Additionally, the doctrine of res judicata bars Huckleberry’s claim to the insurance proceeds. Under the doctrine of res judicata, when a prior judgment is offered in a subsequent suit in which there is identity of parties, issues, and subject matter, the judgment is treated as an absolute bar to retrial of the claims determined by the judgment.
Texas Insurance Code, Section 1103.152, provides that when a beneficiary in a life insurance policy has forfeited his entitlement to the insurance proceeds because of his participation in willfully bringing about the death of the insured, “the nearest relative of the insured shall receive said insurance.”

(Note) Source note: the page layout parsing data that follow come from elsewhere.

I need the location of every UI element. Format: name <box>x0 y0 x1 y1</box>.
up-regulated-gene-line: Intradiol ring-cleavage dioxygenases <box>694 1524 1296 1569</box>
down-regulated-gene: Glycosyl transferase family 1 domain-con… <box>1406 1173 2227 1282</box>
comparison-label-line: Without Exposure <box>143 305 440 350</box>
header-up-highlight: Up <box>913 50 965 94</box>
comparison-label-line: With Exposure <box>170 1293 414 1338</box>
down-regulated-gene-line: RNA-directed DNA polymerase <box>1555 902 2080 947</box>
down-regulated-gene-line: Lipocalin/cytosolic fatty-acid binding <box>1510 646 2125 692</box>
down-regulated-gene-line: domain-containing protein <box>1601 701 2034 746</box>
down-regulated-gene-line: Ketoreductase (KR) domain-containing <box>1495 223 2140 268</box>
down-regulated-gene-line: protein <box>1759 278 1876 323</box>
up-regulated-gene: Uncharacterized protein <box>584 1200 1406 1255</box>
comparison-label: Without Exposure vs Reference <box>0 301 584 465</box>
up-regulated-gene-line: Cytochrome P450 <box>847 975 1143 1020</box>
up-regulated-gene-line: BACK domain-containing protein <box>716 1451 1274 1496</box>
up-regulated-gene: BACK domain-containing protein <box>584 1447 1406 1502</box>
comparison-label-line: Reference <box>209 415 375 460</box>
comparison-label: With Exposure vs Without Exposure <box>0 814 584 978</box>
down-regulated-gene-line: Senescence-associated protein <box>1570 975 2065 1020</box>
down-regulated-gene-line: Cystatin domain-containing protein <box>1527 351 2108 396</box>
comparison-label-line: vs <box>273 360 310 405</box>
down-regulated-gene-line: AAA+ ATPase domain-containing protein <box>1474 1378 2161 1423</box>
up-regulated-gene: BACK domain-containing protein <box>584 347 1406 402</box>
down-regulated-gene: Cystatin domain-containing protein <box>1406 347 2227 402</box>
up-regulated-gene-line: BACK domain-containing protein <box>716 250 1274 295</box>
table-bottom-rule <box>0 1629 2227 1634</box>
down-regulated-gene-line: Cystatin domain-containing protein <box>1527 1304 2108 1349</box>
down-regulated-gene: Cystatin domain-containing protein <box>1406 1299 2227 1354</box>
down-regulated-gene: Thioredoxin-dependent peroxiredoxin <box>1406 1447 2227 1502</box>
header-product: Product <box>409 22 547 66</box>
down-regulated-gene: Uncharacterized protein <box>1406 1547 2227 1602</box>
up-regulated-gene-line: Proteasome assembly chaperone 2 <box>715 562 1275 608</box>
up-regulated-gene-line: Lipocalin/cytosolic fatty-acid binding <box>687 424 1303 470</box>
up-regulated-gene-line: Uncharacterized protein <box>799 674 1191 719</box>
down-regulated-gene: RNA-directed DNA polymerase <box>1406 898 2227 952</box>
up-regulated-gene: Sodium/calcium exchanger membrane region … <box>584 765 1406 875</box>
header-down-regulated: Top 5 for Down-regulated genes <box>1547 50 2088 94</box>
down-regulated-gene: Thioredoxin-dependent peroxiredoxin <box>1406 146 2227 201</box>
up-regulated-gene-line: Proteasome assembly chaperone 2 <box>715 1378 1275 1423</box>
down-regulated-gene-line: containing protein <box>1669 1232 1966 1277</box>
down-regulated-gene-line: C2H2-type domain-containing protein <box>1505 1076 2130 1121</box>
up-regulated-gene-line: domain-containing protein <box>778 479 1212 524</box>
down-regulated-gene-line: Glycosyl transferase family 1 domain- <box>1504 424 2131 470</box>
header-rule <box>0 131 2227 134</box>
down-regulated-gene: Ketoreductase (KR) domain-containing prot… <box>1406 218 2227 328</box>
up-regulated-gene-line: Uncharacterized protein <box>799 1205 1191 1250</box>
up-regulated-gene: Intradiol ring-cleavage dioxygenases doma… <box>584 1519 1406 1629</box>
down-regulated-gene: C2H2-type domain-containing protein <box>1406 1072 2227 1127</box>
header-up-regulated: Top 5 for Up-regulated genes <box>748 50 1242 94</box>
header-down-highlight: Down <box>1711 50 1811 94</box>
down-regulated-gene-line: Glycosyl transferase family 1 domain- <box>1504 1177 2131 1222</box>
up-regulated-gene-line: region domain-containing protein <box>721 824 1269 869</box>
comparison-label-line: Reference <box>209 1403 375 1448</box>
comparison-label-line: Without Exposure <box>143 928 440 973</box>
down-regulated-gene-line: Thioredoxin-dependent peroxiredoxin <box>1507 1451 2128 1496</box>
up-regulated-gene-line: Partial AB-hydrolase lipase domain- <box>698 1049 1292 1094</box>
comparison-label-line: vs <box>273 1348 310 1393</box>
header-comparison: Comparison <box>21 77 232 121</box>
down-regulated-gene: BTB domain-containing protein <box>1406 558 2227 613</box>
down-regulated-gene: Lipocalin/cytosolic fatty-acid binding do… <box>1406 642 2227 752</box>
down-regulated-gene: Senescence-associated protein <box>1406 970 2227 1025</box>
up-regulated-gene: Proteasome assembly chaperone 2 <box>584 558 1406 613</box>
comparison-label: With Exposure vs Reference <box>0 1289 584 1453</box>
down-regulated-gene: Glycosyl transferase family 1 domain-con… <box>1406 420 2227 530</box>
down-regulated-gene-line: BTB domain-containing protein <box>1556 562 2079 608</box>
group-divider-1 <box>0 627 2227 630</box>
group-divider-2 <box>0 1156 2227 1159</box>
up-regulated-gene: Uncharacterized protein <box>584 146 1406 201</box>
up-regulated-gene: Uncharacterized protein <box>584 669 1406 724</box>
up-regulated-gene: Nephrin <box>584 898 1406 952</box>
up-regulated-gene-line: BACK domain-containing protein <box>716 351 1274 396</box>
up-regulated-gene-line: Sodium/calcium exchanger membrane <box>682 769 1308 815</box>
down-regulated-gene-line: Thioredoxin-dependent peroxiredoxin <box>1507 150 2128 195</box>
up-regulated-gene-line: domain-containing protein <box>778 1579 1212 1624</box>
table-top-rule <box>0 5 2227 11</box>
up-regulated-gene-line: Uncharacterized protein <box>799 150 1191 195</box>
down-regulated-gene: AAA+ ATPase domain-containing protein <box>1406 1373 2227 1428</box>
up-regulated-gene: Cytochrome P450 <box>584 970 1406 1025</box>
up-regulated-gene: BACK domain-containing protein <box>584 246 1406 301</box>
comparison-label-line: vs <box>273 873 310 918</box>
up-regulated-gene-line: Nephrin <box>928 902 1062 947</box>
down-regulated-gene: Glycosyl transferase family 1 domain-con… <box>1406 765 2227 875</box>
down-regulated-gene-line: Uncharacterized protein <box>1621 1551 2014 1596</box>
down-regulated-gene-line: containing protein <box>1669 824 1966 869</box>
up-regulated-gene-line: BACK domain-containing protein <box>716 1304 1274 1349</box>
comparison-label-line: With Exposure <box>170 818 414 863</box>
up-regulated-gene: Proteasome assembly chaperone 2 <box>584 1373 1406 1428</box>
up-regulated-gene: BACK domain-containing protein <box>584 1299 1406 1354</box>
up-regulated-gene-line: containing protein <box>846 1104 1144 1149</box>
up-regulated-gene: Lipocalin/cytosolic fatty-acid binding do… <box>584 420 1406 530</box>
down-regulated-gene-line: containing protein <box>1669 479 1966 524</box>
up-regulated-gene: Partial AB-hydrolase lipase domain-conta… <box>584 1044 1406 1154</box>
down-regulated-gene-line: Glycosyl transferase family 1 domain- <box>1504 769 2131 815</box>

As shown by the undisputed facts, the named secondary beneficiary under the policy is Truett Jason Huckleberry, the stepson of the insured. Although named as the secondary beneficiary, Truett is not “the nearest relative of the insured.” That person is Crawford, the mother of the insured. Hence, if construed literally, the statute would support Crawford’s claim to the insurance proceeds. However, in a very similar factual setting the Texas Supreme Court held “… we would distribute the insurance proceeds to the nearest relative of the insured under the Insurance Code only if all of the beneficiaries, primary and contingent, are disqualified from receiving such proceeds”. Prior case law makes clear that in this case the child, as an innocent secondary beneficiary, has a claim to the proceeds superior to Crawford’s.